Gambaran polusi udara di Jakarta. (Sumber gambar : JIBI/Hypeabis/Fanny Kusumawardhani)

Warga Jabodetabek Berisiko Kena Masalah Mental Akibat Polusi Udara

01 July 2024   |   14:01 WIB
Image
Desyinta Nuraini Jurnalis Hypeabis.id

Jakarta tidak bisa lepas dari polusi udara dalam beberapa waktu terakhir. Pagi ini, sekitar pukul 08.00 WIB, IQAir mencatat udara di Kota Jakarta masuk ke dalam peringkat empat kota paling berpolusi di dunia dengan konsentrasi PM2.5 sebesar 82 μg/m3 (kategori tidak sehat). Warga bisa melihat langsung betapa langit terlihat kelabu tertutup polusi. 

Hingga siang pukul 12.30, status udara di Jakarta masih merah alias tidak sehat. Konsentrasi PM2.5 turun sedikit, yakni sebesar 74,4 μg/m3 atau 14,9 kali lipat dari nilai panduan kualitas udara tahunan WHO.  

Baca juga: Polusi Udara Bisa Picu Kasus Pubertas Dini pada Anak, Bagaimana Kaitannya?

Kualitas udara yang buruk tentu bisa berdampak pada kesehatan fisik, terutama terkait dengan pernapasan. Studi gabungan antara Nafas bersama Halodoc mengungkapkan terdapat risiko peningkatan kasus penyakit pernapasan sebesar 34 persen ketika terjadi kenaikan polusi PM2.5 sebesar 10 μg/m3. 

Kendati demikian, dampak polusi udara ternyata tidak hanya mempengaruhi kesehatan fisik, namun juga mental.

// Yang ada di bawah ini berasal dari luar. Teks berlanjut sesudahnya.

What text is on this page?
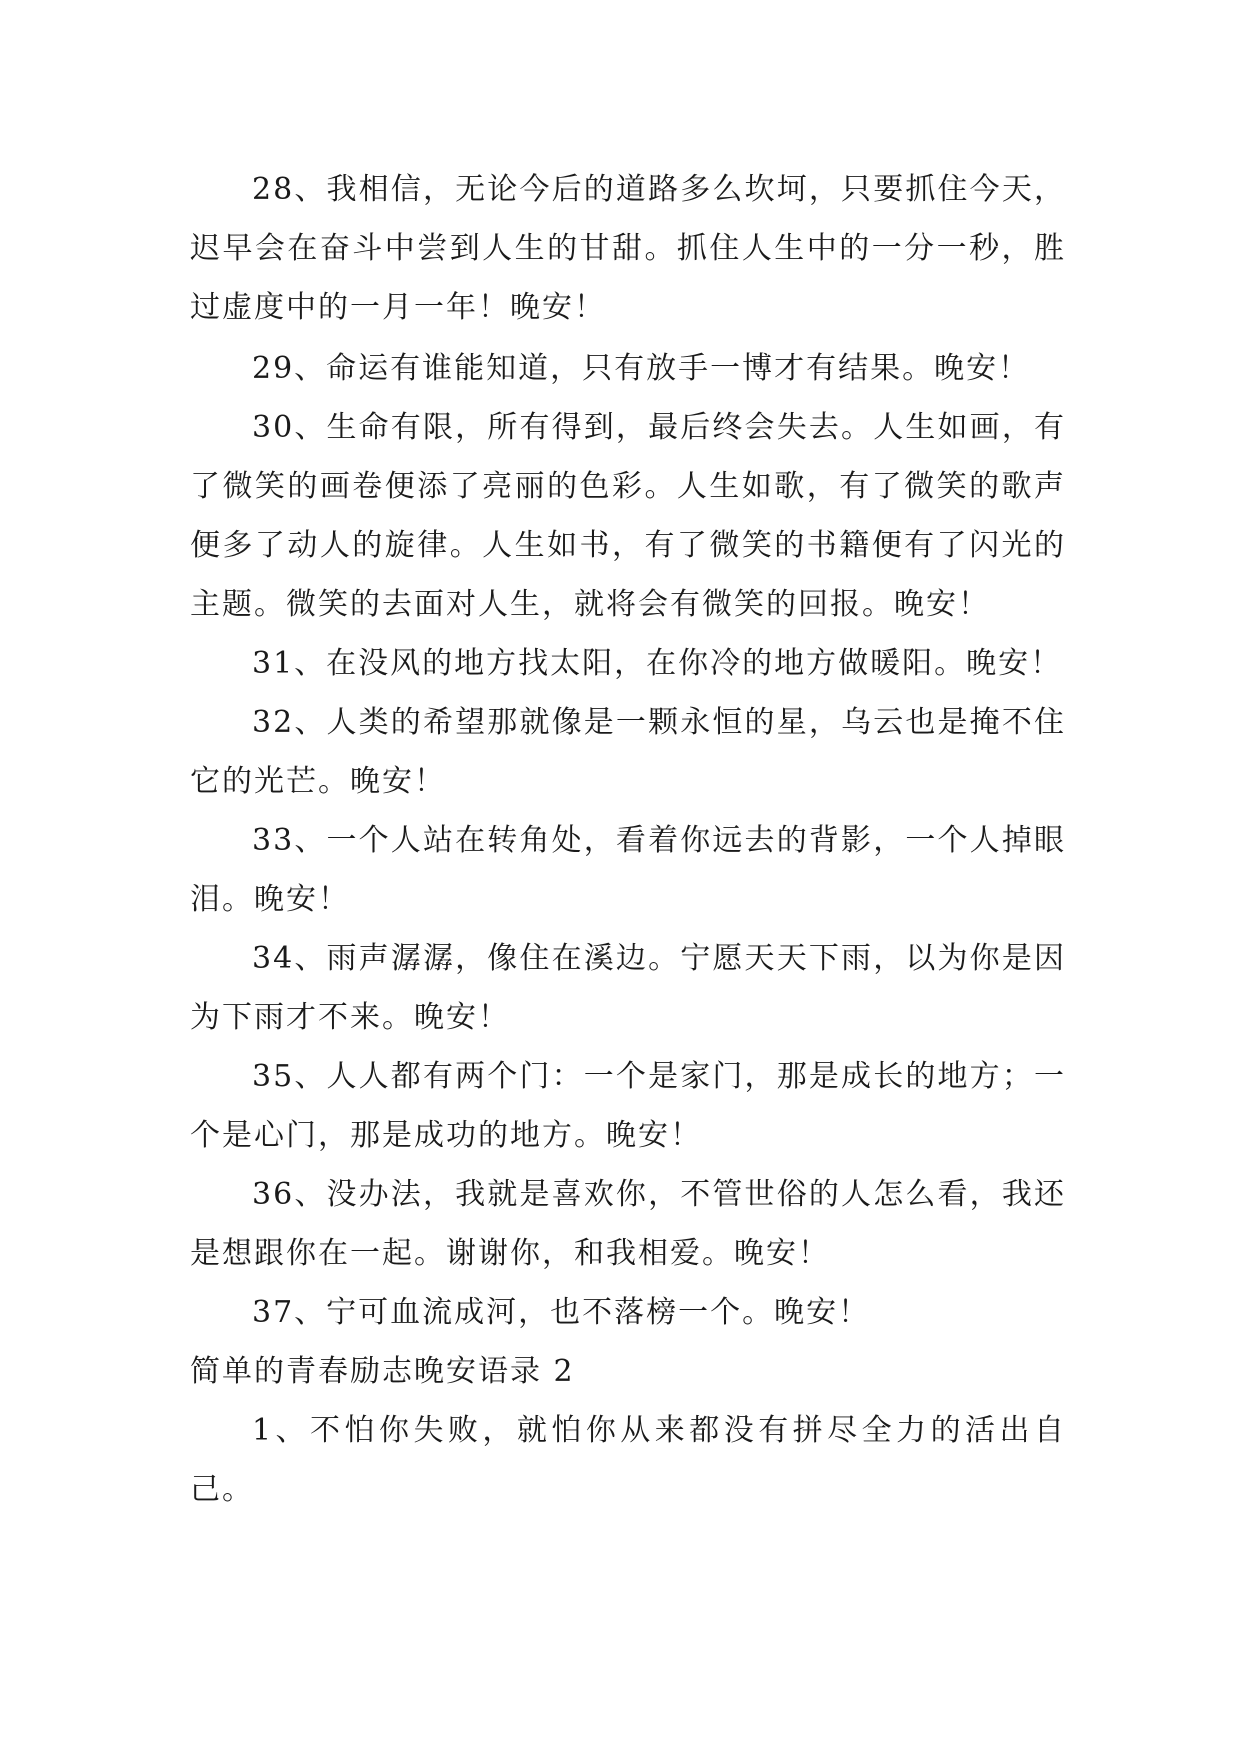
28、我相信，无论今后的道路多么坎坷，只要抓住今天，迟早会在奋斗中尝到人生的甘甜。抓住人生中的一分一秒，胜过虚度中的一月一年！晚安！

29、命运有谁能知道，只有放手一博才有结果。晚安！

30、生命有限，所有得到，最后终会失去。人生如画，有了微笑的画卷便添了亮丽的色彩。人生如歌，有了微笑的歌声便多了动人的旋律。人生如书，有了微笑的书籍便有了闪光的主题。微笑的去面对人生，就将会有微笑的回报。晚安！

31、在没风的地方找太阳，在你冷的地方做暖阳。晚安！

32、人类的希望那就像是一颗永恒的星，乌云也是掩不住它的光芒。晚安！

33、一个人站在转角处，看着你远去的背影，一个人掉眼泪。晚安！

34、雨声潺潺，像住在溪边。宁愿天天下雨，以为你是因为下雨才不来。晚安！

35、人人都有两个门：一个是家门，那是成长的地方；一个是心门，那是成功的地方。晚安！

36、没办法，我就是喜欢你，不管世俗的人怎么看，我还是想跟你在一起。谢谢你，和我相爱。晚安！

37、宁可血流成河，也不落榜一个。晚安！

简单的青春励志晚安语录 2

1、不怕你失败，就怕你从来都没有拼尽全力的活出自己。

Merujuk pada studi yang terbit pada PubMed Central, polusi udara berdampak pada berkurangnya tingkat kebahagiaan seseorang dan juga meningkatkan tingkat gejala depresi. 

Lebih lanjut, studi yang terbit pada jurnal Environmental Pollution juga mengungkapkan bahwa terdapat relevansi antara peningkatan risiko depresi dengan paparan jangka panjang terhadap PM2.5. Adapun PM 2.5 merupakan partikel polusi udara terkecil yang berbahaya bagi manusia karena partikel tersebut tidak dapat disaring oleh tubuh. 

Psikolog Patricia Elfira Vinny, mitra psikolog Halodoc menjelaskan, selain dapat menyebabkan dampak terhadap kesehatan fisik, paparan polutan udara secara jangka panjang dapat menyebabkan gangguan kesehatan mental seperti depresi, kecemasan, psikosis, dan bahkan demensia.

“Selain itu, terdapat juga indikasi bahwa anak-anak dan remaja yang terpapar polusi udara secara terus menerus pada tahap kritis perkembangan mental mereka, akan lebih berisiko mendapat masalah kesehatan mental di masa depan,” tutur Elfira dalam keterangannya, Senin (1/7/2024).

Risiko ini katanya akan jauh lebih mungkin dialami oleh masyarakat yang tinggal di kawasan metropolitan seperti Jabodetabek. Hal ini karena penduduk di kota metropolitan cenderung memiliki kondisi psikososial yang lebih kompleks. 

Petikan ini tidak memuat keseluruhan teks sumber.